Esse ponto é decisivo em permanentes, como sequestro e cárcere privado, porque o relógio só começa quando a situação termina.

6) O que pausa ou zera o relógio: suspensão e interrupção

6.1 Interrupção

Interromper significa zerar o prazo e começar a contar de novo a partir do marco interruptivo.

O art. 117 do CP/1940 lista hipóteses clássicas, como:

  1. Recebimento da denúncia ou queixa

  2. Pronúncia e decisão confirmatória da pronúncia, no júri

  3. Publicação de sentença ou acórdão condenatórios recorríveis

  4. Início ou continuação do cumprimento da pena

  5. Reincidência

6.2 Suspensão

Suspender significa parar o relógio por um tempo, e depois retomar de onde parou.

Exemplos comuns:

  1. Situações do art. 116 do CP/1940

  2. Citação por edital com não comparecimento nem defensor, com suspensão do processo e do prazo prescricional, na forma do art. 366 do CPP

Na prática, muita tese defensiva nasce de uma pergunta simples: houve mesmo suspensão válida, ou o processo só ficou parado sem justificativa?

7) Redução do prazo pela metade: art. 115 do CP/1940

O prazo prescricional cai pela metade se o agente era:

  1. Menor de 21 anos na data do fato, ou

  2. Maior de 70 anos na data da sentença

Esse é um dos atalhos mais relevantes em crimes de menor e médio potencial ofensivo.

8) Prescrição da multa: regra própria

O art. 114 do CP/1940 trata da prescrição da pena de multa:

  1. Em 2 anos, quando a multa for a única cominada ou aplicada

  2. No mesmo prazo da pena privativa de liberdade, quando a multa for cumulativa

Erros aqui são comuns, especialmente quando a condenação tem multa cumulada e o cálculo é feito como se fosse sempre 2 anos.

9) Concurso de crimes e crime continuado: pegadinhas clássicas

  1. Concurso de crimes
    Em regra, a prescrição incide sobre cada crime isoladamente, não sobre um somatório global, conforme disciplina específica do CP/1940.

  2. Crime continuado
    A lógica de cálculo tem particularidades. Há orientação consolidada no sentido de que, para prescrição, considera-se a pena aplicada sem computar o aumento pela continuidade delitiva, o que pode antecipar o reconhecimento da prescrição em alguns casos.

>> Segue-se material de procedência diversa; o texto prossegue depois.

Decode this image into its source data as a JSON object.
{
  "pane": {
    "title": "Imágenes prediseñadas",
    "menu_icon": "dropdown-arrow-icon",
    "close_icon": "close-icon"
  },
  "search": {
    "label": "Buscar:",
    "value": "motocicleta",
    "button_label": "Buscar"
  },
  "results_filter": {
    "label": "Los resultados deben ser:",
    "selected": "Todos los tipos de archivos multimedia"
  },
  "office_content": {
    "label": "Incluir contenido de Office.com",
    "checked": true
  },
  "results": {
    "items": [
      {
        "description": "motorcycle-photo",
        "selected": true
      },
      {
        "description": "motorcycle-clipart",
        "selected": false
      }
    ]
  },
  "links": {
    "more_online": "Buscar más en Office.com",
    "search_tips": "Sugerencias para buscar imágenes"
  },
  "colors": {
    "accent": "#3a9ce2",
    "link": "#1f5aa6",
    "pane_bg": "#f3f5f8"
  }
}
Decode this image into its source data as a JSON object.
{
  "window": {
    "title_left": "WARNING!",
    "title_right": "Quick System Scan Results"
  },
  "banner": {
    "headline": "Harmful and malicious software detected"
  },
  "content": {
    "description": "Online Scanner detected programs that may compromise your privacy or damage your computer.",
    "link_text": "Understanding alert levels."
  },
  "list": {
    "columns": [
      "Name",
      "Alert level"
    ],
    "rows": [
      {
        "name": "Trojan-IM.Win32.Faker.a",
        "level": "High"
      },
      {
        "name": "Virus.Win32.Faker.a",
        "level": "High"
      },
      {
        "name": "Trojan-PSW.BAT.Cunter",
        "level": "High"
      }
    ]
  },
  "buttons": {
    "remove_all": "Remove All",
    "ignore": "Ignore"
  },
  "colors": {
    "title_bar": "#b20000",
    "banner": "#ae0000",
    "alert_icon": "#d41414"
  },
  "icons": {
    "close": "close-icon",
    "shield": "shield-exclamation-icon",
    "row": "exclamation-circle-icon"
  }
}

10) O que não prescreve: exceções constitucionais

A CF/1988 prevê hipóteses de imprescritibilidade, com destaque para:

  1. Racismo

  2. Ação de grupos armados, civis ou militares, contra a ordem constitucional e o Estado Democrático

Fora dessas exceções, a regra é prescritibilidade.

11) Como conferir em 1 minuto se existe prescrição no seu caso

Checklist prático:

  1. Identifique o crime e a pena máxima em abstrato

  2. Veja se já houve sentença condenatória recorrível e qual foi a pena aplicada

  3. Defina o termo inicial correto do art. 111

  4. Marque os eventos que interrompem ou suspendem o prazo

  5. Aplique a tabela do art. 109, e verifique se há redução do art. 115

  6. Compare os intervalos relevantes
    Antes da sentença, entre o termo inicial e o recebimento da denúncia ou queixa, e entre este e a sentença
    Depois da sentença, entre sentença e acórdãos, e até o trânsito
    Após trânsito, pela executória, conforme regras de início de contagem da execução

Se você faz esse roteiro com datas em linha do tempo, a prescrição costuma ficar visível.

12) Conclusão

Prescrição penal é menos “feeling” e mais cronologia com regra jurídica. O Estado pode perder o direito de punir por demora na acusação ou no julgamento, e pode perder o direito de executar por demora após condenação definitiva. Quem domina os prazos do art. 109, os marcos do art. 111, e as causas de interrupção e suspensão, consegue detectar nulidades, pedidos de extinção da punibilidade e estratégias defensivas com muito mais precisão.